Permanente lichtwaarden zijn in te stellen via de programmeerfunctie
van de afstandsbediening.
6 • INSTELLEN
DIP-schakelaars (fig. 5)
DIP-schakelaar 1: "RC" – bescherming tegen manipulatie
Standaard staat de schakelaar op "RC". Het apparaat is onbeperkt op
afstand te bedienen. Als de schakelaar op "30 min./RC" wordt gezet, is
NL
het apparaat na de initialisatiefase gedurende 30 minuten op afstand
te bedienen. Telkens als een toets op de afstandsbediening wordt
ingedrukt, gaan de 30 minuten opnieuw in. Na afloop van deze tijd
wordt invoer via de afstandsbediening geblokkeerd om manipulatie
tegen te gaan.

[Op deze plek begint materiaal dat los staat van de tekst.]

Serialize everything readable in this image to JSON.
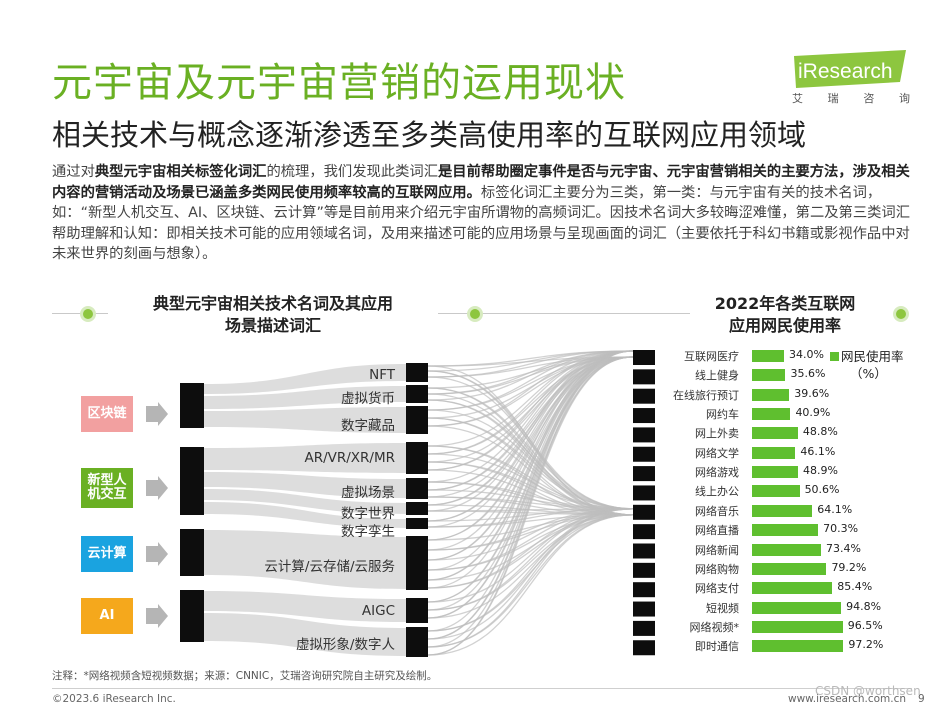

Dit wordt aangegeven door drie keer knipperen van
de blue mode LED. De 30 minuten gaan opnieuw in door de sensor van
de voedingseenheid te trekken en er weer op te stekken, of door de
stroomtoevoer kort te onderbreken.
DIP-schakelaar 2: Inbranden van fluorescentielampen
Voor een maximale levensduur moeten fluorescentielampen met name
in dimmodus vooraf bij 100 % lichtsterkte inbranden. Standaard is
deze functie uitgeschakeld. Als de schakelaar op "AAN" wordt gezet,
begint bij 100 % lichtsterkte een 100 uur durende inbrandtijd conform
IEC60081/IEC60901, onafhankelijk van beweging of de hoeveelheid
omgevingslicht. De rode en groene LED knipperen snel tegelijk om dit aan te
geven. Na afloop van deze tijd werkt de aanwezigheidssensor volgens
de vooraf ingestelde parameters. Druk tijdens de initialisatiefase op de
toets "Verlichting AAN" op de afstandsbediening om na het vervangen
van de fluorescentielamp de functie opnieuw te starten.
34
DIP-schakelaar 3: Fabrieksprogramma kiezen
Standaard is fabrieksprogramma P1 actief. Zet de schakelaar op
P2 om fabrieksprogramma P2 te activeren. Raadpleeg hoofdstuk
"Inbedrijfstelling" voor een overzicht van fabrieksprogramma's.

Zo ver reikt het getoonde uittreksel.